Giter Site home page Giter Site logo

slr-sfs's Introduction

SLR-SFS

[ICCV2023 Oral]Simulating Fluids in Real-World Still Images

Code release for the paper Simulating Fluids in Real-World Still Images

Authors: Siming Fan, Jingtan Piao, Chen Qian, Kwan-Yee Lin, Hongsheng Li.

[Paper] [Project Page] [Demo Video]

Our SLR sample (Still Input Image | Animated Video(480x256)):

Our SFS sample (Still Input Image | Animated Video(480x256)):

Introduction

In this work, we tackle the problem of real-world fluid animation from a still image. We propose a new and learnable representation, surface-based layered representation(SLR), which decomposes the fluid and the static objects in the scene, to better synthesize the animated videos from a single fluid image. and design a surface-only fluid simulation(SFS) to model the evolution of the image fluids with better visual effects.

For more details of SLR-SFS, please refer to our paper and project page.

News

  • [14/07/2023] Our paper has been accepted by ICCV 2023!
  • [10/06/2022] Code, pretrained model of Motion Regressor from single image and sparse hint are updated.
  • [04/05/2022] Colab updated. Huggingface will be updated soon.
  • [26/04/2022] Technical report, code, CLAW testset released.
  • [01/04/2022] Project page is created.

Web Demo

We prepare a Colab demo to allow you to synthesize videos under gt motion, as well as editing effects. Motion regressor from single image is not supported in this version for the time being and will be updated soon.

Data preparetion

For evaluation:

Download our CLAW test set(314.8MB) (Description) and put it to SLR-SFS/data/CLAW/test

For training:

Download eulerian_data(Everything, 42.9GB) (Description)

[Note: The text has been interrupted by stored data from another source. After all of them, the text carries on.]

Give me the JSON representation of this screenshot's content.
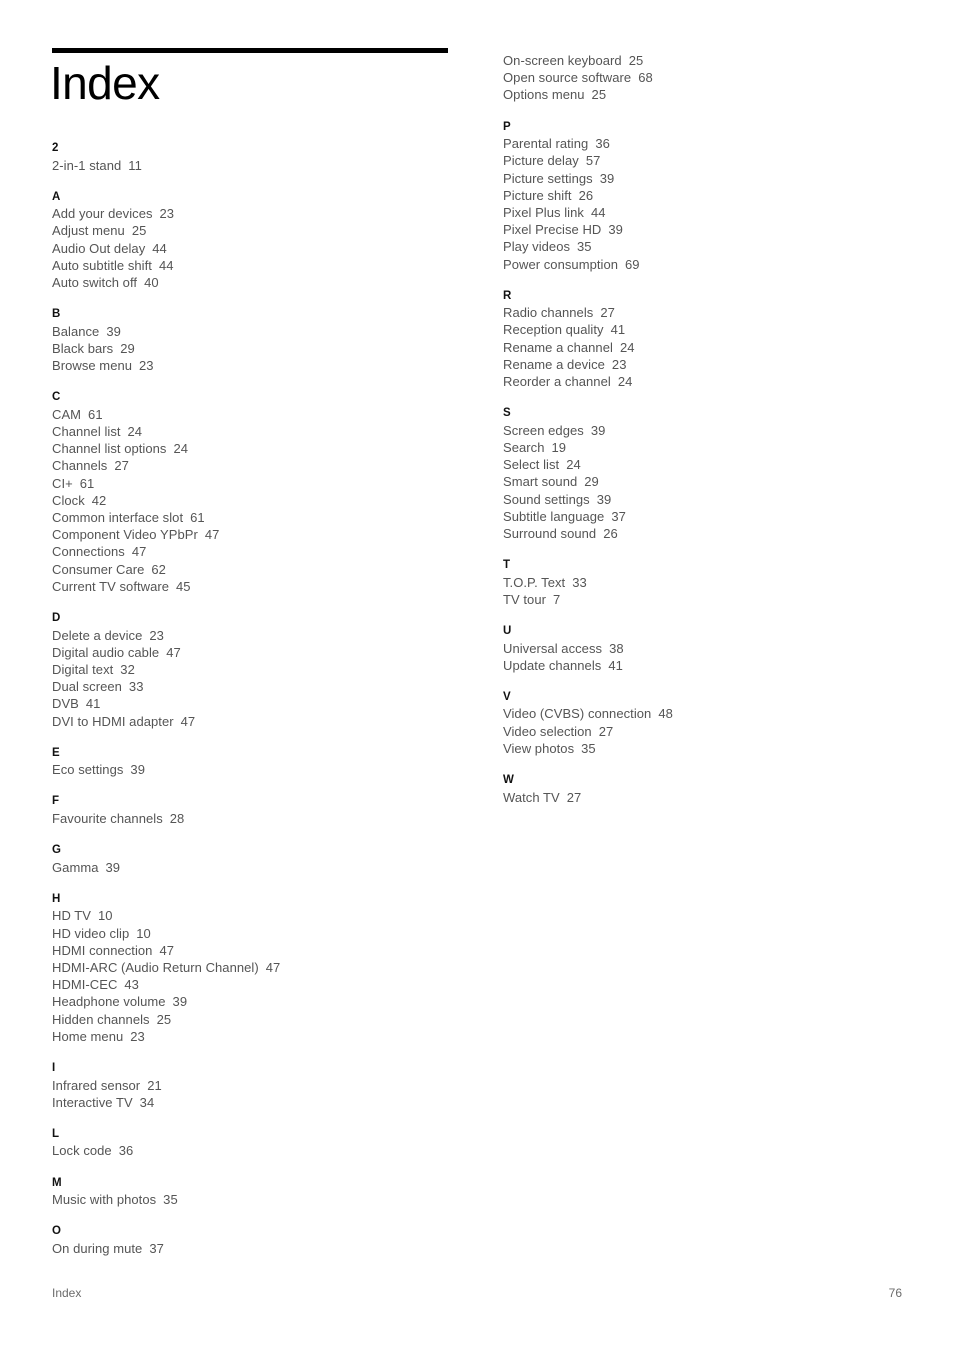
{
  "document": {
    "title": "Index",
    "footer_label": "Index",
    "footer_page_number": "76",
    "rule_color": "#000000",
    "title_color": "#000000",
    "entry_color": "#555555",
    "letter_color": "#111111",
    "background_color": "#ffffff"
  },
  "columns": [
    {
      "id": "left",
      "groups": [
        {
          "letter": "2",
          "entries": [
            {
              "term": "2-in-1 stand",
              "page": "11"
            }
          ]
        },
        {
          "letter": "A",
          "entries": [
            {
              "term": "Add your devices",
              "page": "23"
            },
            {
              "term": "Adjust menu",
              "page": "25"
            },
            {
              "term": "Audio Out delay",
              "page": "44"
            },
            {
              "term": "Auto subtitle shift",
              "page": "44"
            },
            {
              "term": "Auto switch off",
              "page": "40"
            }
          ]
        },
        {
          "letter": "B",
          "entries": [
            {
              "term": "Balance",
              "page": "39"
            },
            {
              "term": "Black bars",
              "page": "29"
            },
            {
              "term": "Browse menu",
              "page": "23"
            }
          ]
        },
        {
          "letter": "C",
          "entries": [
            {
              "term": "CAM",
              "page": "61"
            },
            {
              "term": "Channel list",
              "page": "24"
            },
            {
              "term": "Channel list options",
              "page": "24"
            },
            {
              "term": "Channels",
              "page": "27"
            },
            {
              "term": "CI+",
              "page": "61"
            },
            {
              "term": "Clock",
              "page": "42"
            },
            {
              "term": "Common interface slot",
              "page": "61"
            },
            {
              "term": "Component Video YPbPr",
              "page": "47"
            },
            {
              "term": "Connections",
              "page": "47"
            },
            {
              "term": "Consumer Care",
              "page": "62"
            },
            {
              "term": "Current TV software",
              "page": "45"
            }
          ]
        },
        {
          "letter": "D",
          "entries": [
            {
              "term": "Delete a device",
              "page": "23"
            },
            {
              "term": "Digital audio cable",
              "page": "47"
            },
            {
              "term": "Digital text",
              "page": "32"
            },
            {
              "term": "Dual screen",
              "page": "33"
            },
            {
              "term": "DVB",
              "page": "41"
            },
            {
              "term": "DVI to HDMI adapter",
              "page": "47"
            }
          ]
        },
        {
          "letter": "E",
          "entries": [
            {
              "term": "Eco settings",
              "page": "39"
            }
          ]
        },
        {
          "letter": "F",
          "entries": [
            {
              "term": "Favourite channels",
              "page": "28"
            }
          ]
        },
        {
          "letter": "G",
          "entries": [
            {
              "term": "Gamma",
              "page": "39"
            }
          ]
        },
        {
          "letter": "H",
          "entries": [
            {
              "term": "HD TV",
              "page": "10"
            },
            {
              "term": "HD video clip",
              "page": "10"
            },
            {
              "term": "HDMI connection",
              "page": "47"
            },
            {
              "term": "HDMI-ARC (Audio Return Channel)",
              "page": "47"
            },
            {
              "term": "HDMI-CEC",
              "page": "43"
            },
            {
              "term": "Headphone volume",
              "page": "39"
            },
            {
              "term": "Hidden channels",
              "page": "25"
            },
            {
              "term": "Home menu",
              "page": "23"
            }
          ]
        },
        {
          "letter": "I",
          "entries": [
            {
              "term": "Infrared sensor",
              "page": "21"
            },
            {
              "term": "Interactive TV",
              "page": "34"
            }
          ]
        },
        {
          "letter": "L",
          "entries": [
            {
              "term": "Lock code",
              "page": "36"
            }
          ]
        },
        {
          "letter": "M",
          "entries": [
            {
              "term": "Music with photos",
              "page": "35"
            }
          ]
        },
        {
          "letter": "O",
          "entries": [
            {
              "term": "On during mute",
              "page": "37"
            }
          ]
        }
      ]
    },
    {
      "id": "right",
      "groups": [
        {
          "letter": "",
          "continuation": true,
          "entries": [
            {
              "term": "On-screen keyboard",
              "page": "25"
            },
            {
              "term": "Open source software",
              "page": "68"
            },
            {
              "term": "Options menu",
              "page": "25"
            }
          ]
        },
        {
          "letter": "P",
          "entries": [
            {
              "term": "Parental rating",
              "page": "36"
            },
            {
              "term": "Picture delay",
              "page": "57"
            },
            {
              "term": "Picture settings",
              "page": "39"
            },
            {
              "term": "Picture shift",
              "page": "26"
            },
            {
              "term": "Pixel Plus link",
              "page": "44"
            },
            {
              "term": "Pixel Precise HD",
              "page": "39"
            },
            {
              "term": "Play videos",
              "page": "35"
            },
            {
              "term": "Power consumption",
              "page": "69"
            }
          ]
        },
        {
          "letter": "R",
          "entries": [
            {
              "term": "Radio channels",
              "page": "27"
            },
            {
              "term": "Reception quality",
              "page": "41"
            },
            {
              "term": "Rename a channel",
              "page": "24"
            },
            {
              "term": "Rename a device",
              "page": "23"
            },
            {
              "term": "Reorder a channel",
              "page": "24"
            }
          ]
        },
        {
          "letter": "S",
          "entries": [
            {
              "term": "Screen edges",
              "page": "39"
            },
            {
              "term": "Search",
              "page": "19"
            },
            {
              "term": "Select list",
              "page": "24"
            },
            {
              "term": "Smart sound",
              "page": "29"
            },
            {
              "term": "Sound settings",
              "page": "39"
            },
            {
              "term": "Subtitle language",
              "page": "37"
            },
            {
              "term": "Surround sound",
              "page": "26"
            }
          ]
        },
        {
          "letter": "T",
          "entries": [
            {
              "term": "T.O.P. Text",
              "page": "33"
            },
            {
              "term": "TV tour",
              "page": "7"
            }
          ]
        },
        {
          "letter": "U",
          "entries": [
            {
              "term": "Universal access",
              "page": "38"
            },
            {
              "term": "Update channels",
              "page": "41"
            }
          ]
        },
        {
          "letter": "V",
          "entries": [
            {
              "term": "Video (CVBS) connection",
              "page": "48"
            },
            {
              "term": "Video selection",
              "page": "27"
            },
            {
              "term": "View photos",
              "page": "35"
            }
          ]
        },
        {
          "letter": "W",
          "entries": [
            {
              "term": "Watch TV",
              "page": "27"
            }
          ]
        }
      ]
    }
  ]
}
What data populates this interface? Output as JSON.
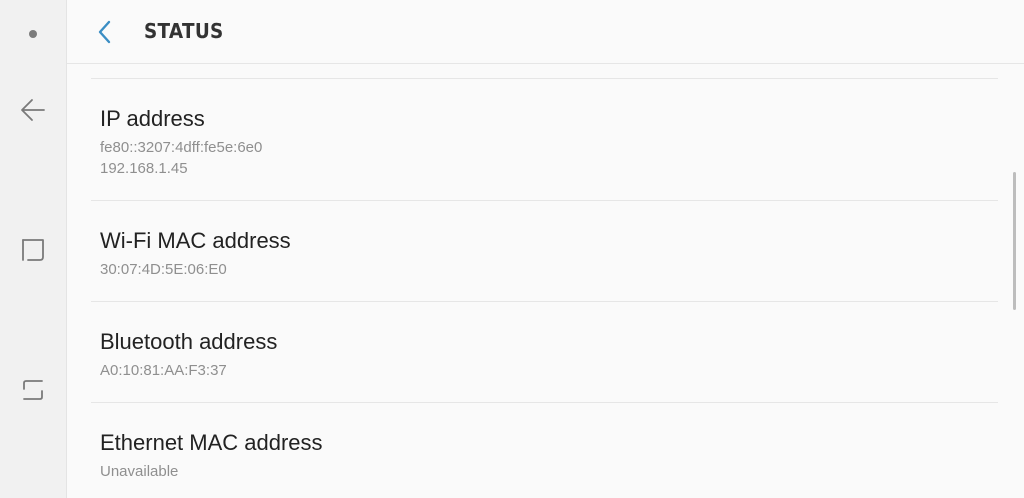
{
  "header": {
    "title": "STATUS"
  },
  "navbar": {
    "icons": [
      "dot-indicator",
      "back-arrow-icon",
      "recent-apps-icon",
      "home-icon"
    ]
  },
  "items": [
    {
      "title": "IP address",
      "lines": [
        "fe80::3207:4dff:fe5e:6e0",
        "192.168.1.45"
      ]
    },
    {
      "title": "Wi-Fi MAC address",
      "lines": [
        "30:07:4D:5E:06:E0"
      ]
    },
    {
      "title": "Bluetooth address",
      "lines": [
        "A0:10:81:AA:F3:37"
      ]
    },
    {
      "title": "Ethernet MAC address",
      "lines": [
        "Unavailable"
      ]
    }
  ],
  "colors": {
    "accent": "#3b8ec4",
    "title_text": "#222222",
    "sub_text": "#8f8f8f",
    "background": "#fafafa",
    "navbar": "#f1f1f1"
  }
}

Generate mean video of ground truth for background training.(Need 4.8GB)

cd data
python average_gt_video.py

Download our label(1MB) (Description) and put it to SLR-SFS/eulerian_data/fluid_region_rock_labels/all .Make sure opt.rock_label_data_path = "data/eulerian_data/fluid_region_rock_labels/all" in options/options.py contains label file, scene w/o file is considered to have no rock in moving region. You can check tensorboard.

SLR-SFS
├── data
│   ├── eulerian_data
│   │   ├── train
│   │   ├── validation
│   │   ├── imageset_shallow.npy # list of videos containing transparent fluid in train/*.gt.mp4
│   │   │── align*.json # speed align information for gt motion in validation/*_motion.pth to avoid large invalid pixels after warping
│   │   ├── avr_image # containing mean image of each video in train/*.gt.mp4  
│   ├── eulerian_data.py #(for baseline training)
│   ├── eulerian_data_balanced1_mask.py #(for SLR training)
│   ├── eulerian_data_bg.py #(for BG training)
│   ├── CLAW # mentioned in paper
│   │   ├── test
│   │   ├── align*.json
│   ├── CLAWv2 # new collected test set with higher resolution and more diverse scenes(containing fountains, oceans, beaches, mists, etc., which is not included in CLAW_data)
│   │   ├── test
│   │   ├── align*.json

Setup

conda create -n SLR python=3.9 -y
conda activate SLR
conda install -c pytorch pytorch==1.10.0 torchvision #pytorch/linux-64::pytorch-1.10.0-py3.9_cuda11.3_cudnn8.2.0_0

pip install tqdm opencv-python py-lz4framed matplotlib 
conda install cupy -c conda-forge
pip install lpips# for evaluation
pip install av tensorboardX tensorboard # for training

Inference with GT Motion

Download our pretrained model mentioned in Table 1,2 of the paper:

Model LPIPS of CLAW(All;Fluid) Description
baseline2 0.2078;0.2041 Modified Holynski(Baseline): 100epochs + (lower learning rate)50epochs
Ours_stage_1 0.2143;0.2100 Ours(Stage 1): 100epochs
Ours_stage_2 0.2411;0.2294 Background Only, used in Ours(Stage 2): 100epochs, and used as background initialization of the stage 3 training of Ours_v1
Ours_v1 0.2040;0.1975 Ours: 100epochs baseline2(stage 1) + 100epochs BG(stage 2) + (lower learning rate)50 epochs Ours(stage 3)
Ours_v1_ProjectPage 0.2060;0.1992 Selected with the best TotalLoss(Perctual Loss, MaskLoss mainly) of eulerian_data validation set, while the previous models are selected with the best Perceptual Loss. This pretrained model can be used to reproduce the results in our Project Page. Decomposition results is a little better than "Ours_v1"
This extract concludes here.